La combinaison des deux moteurs (coût du carburant et conformité) constitue la vraie proposition de valeur. Truckmouv apporte l’argument d’économie immédiate qui déclenche la décision d’achat ; Géomouv et Trackmouv apportent la récurrence réglementaire qui fidélise. L’articulation entre les deux, autour d’une même donnée terrain, est cohérente avec l’ambition affichée d’un écosystème unique reliant traçabilité, conformité, facturation électronique et indicateurs carbone.
Trois fragilités tempèrent toutefois ce potentiel. La première est la faiblesse de la preuve chiffrée, reconnue par le dirigeant lui-même : un seul chantier documenté finement, et une méthode de mesure structurellement difficile, puisque l’outil supprime la situation de référence qu’il faudrait mesurer. Face à des directions financières qui exigent un retour sur investissement démontré, ce déficit d’objectivation est le principal frein commercial, mais il est corrigible, contrairement à un problème de produit.
La deuxième tient à la position dans la chaîne de valeur. Le partage du gain entre maître d’ouvrage et maître d’œuvre n’est pas neutre : l’économie d’un camion peut se traduire par une facture allégée pour l’un, une recette perdue pour l’autre. Christophe Laroche décrit lui-même cet argument de vente comme réversible selon l’interlocuteur. La prescription par les grands donneurs d’ordre, qu’il appelle de ses vœux, serait le mécanisme le plus efficace pour lever cette ambiguïté, comme elle l’a été dans d’autres filières.

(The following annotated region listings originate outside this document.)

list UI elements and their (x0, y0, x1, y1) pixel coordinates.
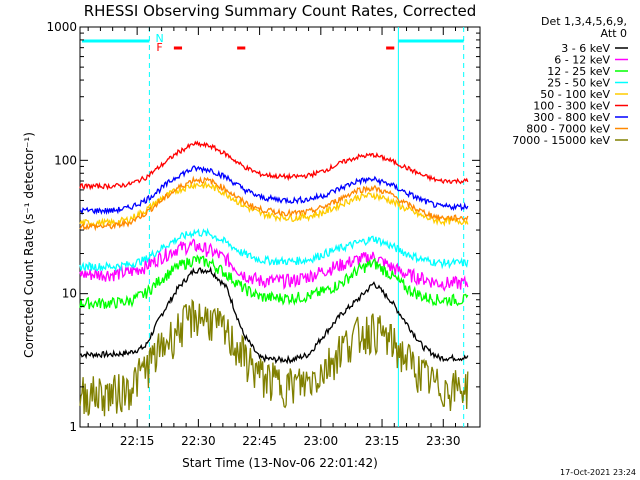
legend-label: 300 - 800 keV (533, 111, 610, 124)
timestamp: 17-Oct-2021 23:24 (560, 468, 636, 477)
y-axis-label: Corrected Count Rate (s⁻¹ detector⁻¹) (22, 132, 36, 358)
ticks-layer: 1 10 100 1000 22:15 22:30 22:45 23:00 23:15 23:30 (46, 20, 480, 448)
legend-label: 7000 - 15000 keV (512, 134, 610, 147)
series-line-6 (79, 165, 469, 216)
series-line-0 (79, 266, 469, 365)
series-line-1 (79, 238, 469, 292)
y-tick-label: 10 (62, 287, 77, 301)
x-tick-label: 22:30 (181, 434, 216, 448)
series-line-5 (79, 140, 469, 191)
x-tick-label: 23:30 (426, 434, 461, 448)
plot-frame (79, 26, 481, 428)
x-axis-label: Start Time (13-Nov-06 22:01:42) (182, 456, 378, 470)
legend-label: 12 - 25 keV (547, 65, 610, 78)
series-layer (79, 140, 469, 417)
y-tick-label: 100 (54, 153, 77, 167)
flag-label-night: N (155, 32, 163, 45)
legend-label: 800 - 7000 keV (526, 123, 610, 136)
legend-label: 3 - 6 keV (561, 42, 610, 55)
x-tick-label: 23:00 (304, 434, 339, 448)
series-line-3 (79, 227, 469, 272)
legend-label: 25 - 50 keV (547, 77, 610, 90)
y-tick-label: 1000 (46, 20, 77, 34)
plot-area (79, 26, 481, 428)
series-line-4 (79, 180, 469, 227)
legend-label: 50 - 100 keV (540, 88, 610, 101)
chart-title: RHESSI Observing Summary Count Rates, Co… (84, 2, 477, 20)
series-line-2 (79, 254, 469, 310)
series-line-7 (79, 175, 469, 232)
x-tick-label: 22:45 (242, 434, 277, 448)
legend-header-line-2: Att 0 (601, 27, 627, 40)
series-line-8 (79, 298, 469, 417)
y-tick-label: 1 (69, 420, 77, 434)
legend-header-line-1: Det 1,3,4,5,6,9, (541, 15, 627, 28)
flag-label-flare: F (156, 41, 162, 54)
legend-label: 6 - 12 keV (554, 54, 610, 67)
legend-label: 100 - 300 keV (533, 100, 610, 113)
x-tick-label: 23:15 (365, 434, 400, 448)
x-tick-label: 22:15 (120, 434, 155, 448)
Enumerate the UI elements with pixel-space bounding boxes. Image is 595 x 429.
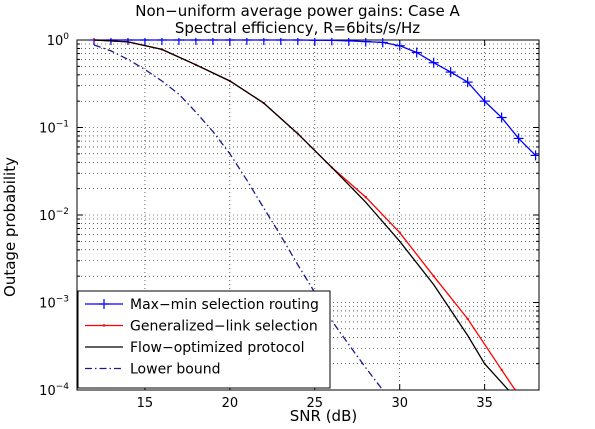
- data-point: [377, 38, 388, 48]
- data-point: [156, 38, 167, 45]
- x-tick-label: 30: [391, 396, 408, 411]
- data-point: [398, 231, 401, 234]
- data-point: [428, 57, 439, 68]
- data-point: [173, 38, 184, 45]
- data-point: [514, 388, 517, 390]
- data-point: [258, 38, 269, 45]
- y-tick-label: 10−4: [39, 382, 69, 399]
- data-point: [513, 133, 524, 144]
- legend-marker: [99, 299, 109, 309]
- data-point: [479, 96, 490, 107]
- data-point: [364, 195, 367, 199]
- series-0: [88, 38, 539, 161]
- data-point: [496, 112, 507, 123]
- series-line: [93, 39, 509, 390]
- data-point: [445, 67, 456, 78]
- x-tick-label: 25: [307, 396, 324, 411]
- data-point: [105, 38, 116, 45]
- series-2: [93, 39, 509, 390]
- y-axis-label: Outage probability: [1, 157, 19, 297]
- data-point: [343, 38, 354, 46]
- data-point: [190, 38, 201, 45]
- data-point: [309, 38, 320, 46]
- legend: Max−min selection routing Generalized−lin…: [77, 290, 331, 389]
- data-point: [466, 317, 469, 321]
- series-layer: [88, 38, 539, 390]
- data-point: [207, 38, 218, 45]
- series-3: [93, 44, 384, 390]
- data-point: [122, 38, 133, 45]
- y-tick-label: 100: [47, 32, 70, 49]
- data-point: [394, 40, 405, 51]
- x-axis-label: SNR (dB): [289, 407, 358, 425]
- data-point: [326, 38, 337, 46]
- data-point: [432, 274, 435, 278]
- data-point: [292, 38, 303, 45]
- data-point: [530, 150, 539, 161]
- legend-marker: [102, 324, 106, 327]
- chart-title: Non−uniform average power gains: Case A: [135, 2, 460, 20]
- x-tick-label: 20: [222, 396, 239, 411]
- data-point: [275, 38, 286, 45]
- legend-label: Lower bound: [130, 362, 220, 378]
- chart-subtitle: Spectral efficiency, R=6bits/s/Hz: [174, 19, 421, 37]
- data-point: [360, 38, 371, 47]
- data-point: [241, 38, 252, 45]
- data-point: [139, 38, 150, 45]
- legend-box: [77, 290, 331, 389]
- legend-label: Flow−optimized protocol: [130, 340, 304, 356]
- data-point: [500, 368, 503, 372]
- y-tick-label: 10−3: [39, 295, 69, 312]
- data-point: [224, 38, 235, 45]
- x-tick-label: 15: [137, 396, 154, 411]
- x-tick-label: 35: [476, 396, 493, 411]
- data-point: [462, 77, 473, 88]
- legend-label: Max−min selection routing: [130, 297, 319, 313]
- legend-label: Generalized−link selection: [130, 319, 318, 335]
- data-point: [411, 47, 422, 58]
- y-tick-label: 10−2: [39, 207, 69, 224]
- series-line: [93, 44, 384, 390]
- y-tick-label: 10−1: [39, 120, 69, 137]
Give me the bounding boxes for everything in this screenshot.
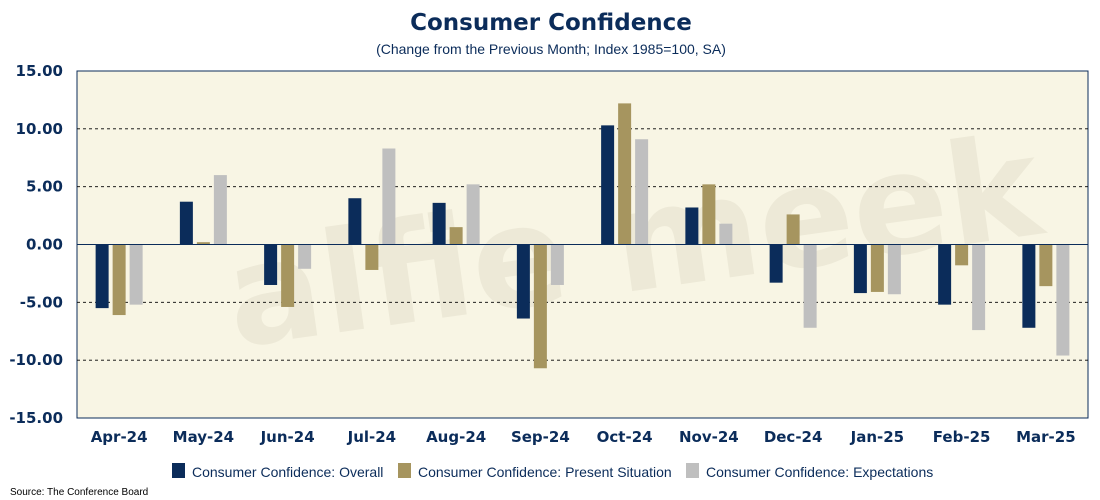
bar (281, 244, 295, 307)
y-tick-label: -10.00 (9, 351, 63, 369)
legend-label: Consumer Confidence: Expectations (706, 464, 933, 480)
y-axis-ticks: 15.00 10.00 5.00 0.00 -5.00 -10.00 -15.00 (9, 62, 63, 427)
bar (348, 198, 362, 245)
x-tick-label: Sep-24 (511, 428, 570, 446)
bar (685, 207, 699, 245)
x-tick-label: Jan-25 (850, 428, 904, 446)
x-tick-label: Oct-24 (597, 428, 653, 446)
x-tick-label: Jun-24 (260, 428, 315, 446)
x-tick-label: Jul-24 (347, 428, 397, 446)
x-tick-label: Dec-24 (764, 428, 823, 446)
y-tick-label: -15.00 (9, 409, 63, 427)
bar (213, 175, 227, 245)
x-tick-label: Mar-25 (1016, 428, 1076, 446)
legend-label: Consumer Confidence: Present Situation (418, 464, 672, 480)
bar (550, 244, 564, 285)
y-tick-label: -5.00 (20, 293, 63, 311)
y-tick-label: 5.00 (26, 178, 63, 196)
bar (1022, 244, 1036, 328)
bar (196, 242, 210, 245)
x-axis-ticks: Apr-24 May-24 Jun-24 Jul-24 Aug-24 Sep-24 Oct-… (91, 428, 1076, 446)
x-tick-label: Aug-24 (426, 428, 486, 446)
x-tick-label: May-24 (173, 428, 234, 446)
chart-subtitle: (Change from the Previous Month; Index 1… (376, 41, 726, 57)
bar (382, 148, 396, 245)
y-tick-label: 0.00 (26, 236, 63, 254)
bar (533, 244, 547, 369)
legend-label: Consumer Confidence: Overall (192, 464, 383, 480)
bar (635, 139, 649, 245)
bar (786, 214, 800, 245)
bar (129, 244, 143, 305)
x-tick-label: Feb-25 (933, 428, 991, 446)
bar (298, 244, 312, 269)
bars (95, 103, 1070, 369)
bar (432, 202, 446, 245)
x-tick-label: Apr-24 (91, 428, 148, 446)
legend-swatch (686, 463, 699, 478)
bar (365, 244, 379, 270)
bar (853, 244, 867, 294)
bar (1039, 244, 1053, 287)
bar (601, 125, 615, 245)
gridlines (77, 128, 1088, 361)
bar (618, 103, 632, 245)
y-tick-label: 10.00 (16, 120, 63, 138)
x-tick-label: Nov-24 (679, 428, 739, 446)
legend-swatch (398, 463, 411, 478)
bar (702, 184, 716, 245)
bar (972, 244, 986, 331)
y-tick-label: 15.00 (16, 62, 63, 80)
bar (803, 244, 817, 328)
chart-title: Consumer Confidence (410, 10, 692, 36)
bar (95, 244, 109, 309)
bar (955, 244, 969, 266)
legend-swatch (172, 463, 185, 478)
bar (887, 244, 901, 295)
bar (870, 244, 884, 292)
bar (1056, 244, 1070, 356)
bar (466, 184, 480, 245)
source-note: Source: The Conference Board (10, 487, 148, 498)
bar (938, 244, 952, 305)
legend: Consumer Confidence: Overall Consumer Con… (172, 463, 933, 480)
bar (449, 227, 463, 245)
bar (719, 223, 733, 245)
bar (769, 244, 783, 283)
bar (516, 244, 530, 319)
bar (112, 244, 126, 316)
bar (264, 244, 278, 285)
bar (179, 201, 193, 245)
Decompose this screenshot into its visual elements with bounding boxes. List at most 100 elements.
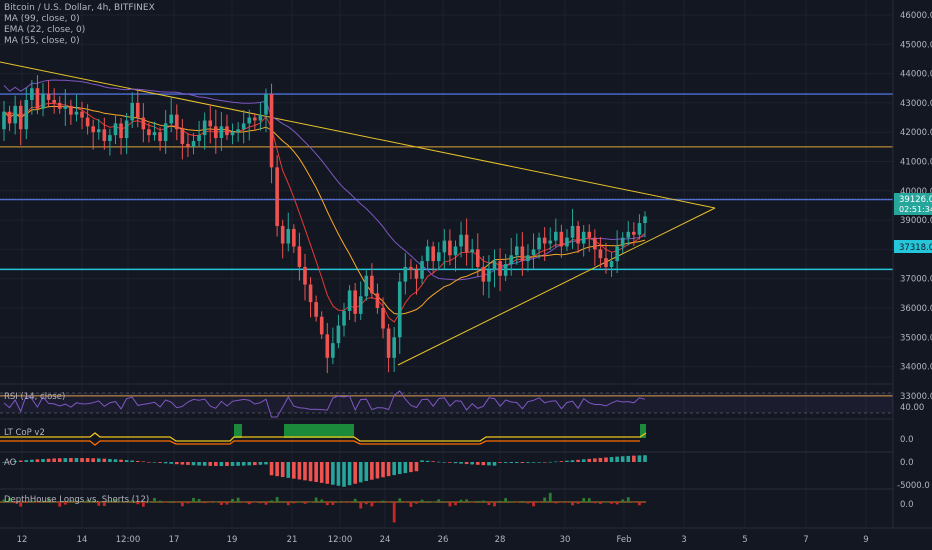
ao-bar — [331, 462, 335, 485]
dh-bar — [448, 502, 452, 507]
ao-bar — [158, 462, 162, 463]
candle-body — [370, 275, 374, 294]
dh-bar — [493, 502, 496, 507]
dh-bar — [13, 502, 17, 504]
triangle-trendlines[interactable] — [0, 61, 716, 366]
upper-trendline[interactable] — [0, 61, 716, 209]
ao-bar — [113, 459, 118, 462]
lower-trendline[interactable] — [397, 207, 716, 366]
price-tick: 42000.0 — [900, 128, 932, 138]
candle-body — [565, 237, 569, 247]
dh-bar — [387, 502, 390, 503]
ao-bar — [241, 462, 246, 466]
ao-bar — [96, 458, 101, 462]
rsi-pane — [0, 390, 893, 418]
dh-bar — [437, 499, 441, 502]
time-axis[interactable]: 12 14 12:00 17 19 21 12:00 24 26 28 30 Feb 3 5 7 9 — [17, 535, 869, 545]
candle-body — [609, 261, 614, 267]
dh-bar — [420, 499, 424, 502]
dh-bar — [610, 502, 613, 504]
ao-bar — [264, 462, 268, 465]
indicator-ema22[interactable]: EMA (22, close, 0) — [4, 25, 86, 35]
dh-bar — [415, 502, 418, 504]
time-tick: 28 — [495, 535, 506, 545]
dh-bar — [532, 502, 535, 507]
symbol-title[interactable]: Bitcoin / U.S. Dollar, 4h, BITFINEX — [4, 3, 155, 13]
ao-bar — [186, 462, 190, 465]
ao-bar — [13, 461, 17, 462]
price-tick: 37000.0 — [900, 275, 932, 285]
candle-body — [57, 102, 62, 109]
dh-bar — [169, 501, 173, 502]
ao-bar — [130, 460, 134, 462]
dh-bar — [593, 502, 597, 504]
dh-bar — [364, 502, 368, 505]
candle-body — [620, 237, 625, 247]
ao-bar — [481, 462, 486, 466]
dh-bar — [325, 502, 329, 506]
ao-bar — [336, 462, 341, 486]
rsi-label[interactable]: RSI (14, close) — [4, 392, 66, 402]
candle-body — [219, 126, 224, 139]
candle-body — [548, 240, 553, 244]
indicator-ma99[interactable]: MA (99, close, 0) — [4, 14, 80, 24]
dh-bar — [431, 501, 435, 503]
ao-bar — [509, 462, 514, 463]
ltcop-label[interactable]: LT CoP v2 — [4, 428, 45, 438]
candle-body — [576, 225, 580, 244]
candle-body — [409, 266, 413, 270]
ao-bar — [487, 462, 491, 466]
ao-bar — [124, 460, 129, 462]
ao-bar — [197, 462, 201, 466]
dh-bar — [125, 501, 129, 502]
candle-body — [102, 129, 107, 141]
dh-bar — [247, 502, 251, 505]
dh-bar — [236, 497, 240, 502]
dh-bar — [376, 502, 379, 503]
ao-bar — [141, 461, 146, 463]
ao-bar — [448, 462, 452, 463]
ao-bar — [308, 462, 313, 482]
ao-bar — [69, 458, 73, 462]
ao-bar — [286, 462, 291, 478]
dh-bar — [153, 497, 156, 502]
ao-bar — [604, 457, 608, 462]
dh-bar — [259, 502, 262, 504]
dh-bar — [225, 502, 229, 505]
dh-bar — [314, 497, 318, 502]
ao-label[interactable]: AO — [4, 458, 17, 468]
ao-bar — [80, 458, 84, 462]
ao-bar — [258, 462, 263, 465]
horizontal-levels[interactable] — [0, 93, 893, 397]
dh-bar — [219, 502, 223, 505]
candle-body — [420, 261, 424, 279]
candle-body — [297, 246, 302, 267]
ma99-line — [3, 79, 646, 281]
ema22-line — [3, 102, 646, 323]
ao-bar — [637, 455, 642, 462]
dh-bar — [526, 502, 530, 504]
dh-bar — [63, 502, 67, 505]
candle-body — [230, 132, 235, 136]
ao-bar — [18, 460, 23, 462]
candle-body — [598, 249, 603, 259]
dh-bar — [548, 492, 552, 502]
time-tick: 30 — [560, 535, 571, 545]
ao-bar — [41, 459, 45, 462]
candle-body — [41, 94, 45, 109]
candle-body — [197, 135, 201, 141]
dh-bar — [392, 502, 396, 523]
candle-body — [331, 343, 335, 358]
time-tick: 14 — [77, 535, 88, 545]
dh-bar — [403, 502, 407, 503]
dh-bar — [309, 501, 312, 503]
dh-bar — [298, 501, 301, 503]
dh-label[interactable]: DepthHouse Longs vs. Shorts (12) — [4, 495, 150, 505]
candle-body — [35, 88, 40, 109]
indicator-ma55[interactable]: MA (55, close, 0) — [4, 36, 80, 46]
ao-bar — [587, 458, 592, 462]
ao-bar — [191, 462, 196, 466]
ao-bar — [314, 462, 318, 483]
ao-bar — [280, 462, 285, 478]
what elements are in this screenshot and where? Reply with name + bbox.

La troisième est sociale. Une solution qui suit l’engin suit aussi le conducteur, et le bénéfice mis en avant côté salarié (moins de paperasse, plus de sécurité) restera crédible tant que les données ne migreront pas vers la sphère RH. La ligne de démarcation posée par l’éditeur, qui s’interdit toute interface avec la paie, est aujourd’hui autant un choix commercial qu’une garantie d’acceptabilité. Sa tenue dans la durée conditionnera la diffusion de ce type d’outil au-delà des grands chantiers. Mais elle dépendra des usages que voudra en faire le client ; dans le respect de la réglementation sur les données personnelles collectées par l’employeur bien sûr.
Reste la question que le fondateur pose lui-même, et qui dépasse son entreprise : le coût énergétique réel des traitements de données mobilisés pour économiser de l’énergie. Sa réponse (un apprentissage machine sobre, très éloigné des usages génératifs massifs) est plausible et cohérente avec le discours de sobriété numérique affiché sur le site. Elle mériterait, dans un marché où l’argument écologique deviendra un critère d’achat, d’être documentée avec la même rigueur que les 9,8 % de Penly.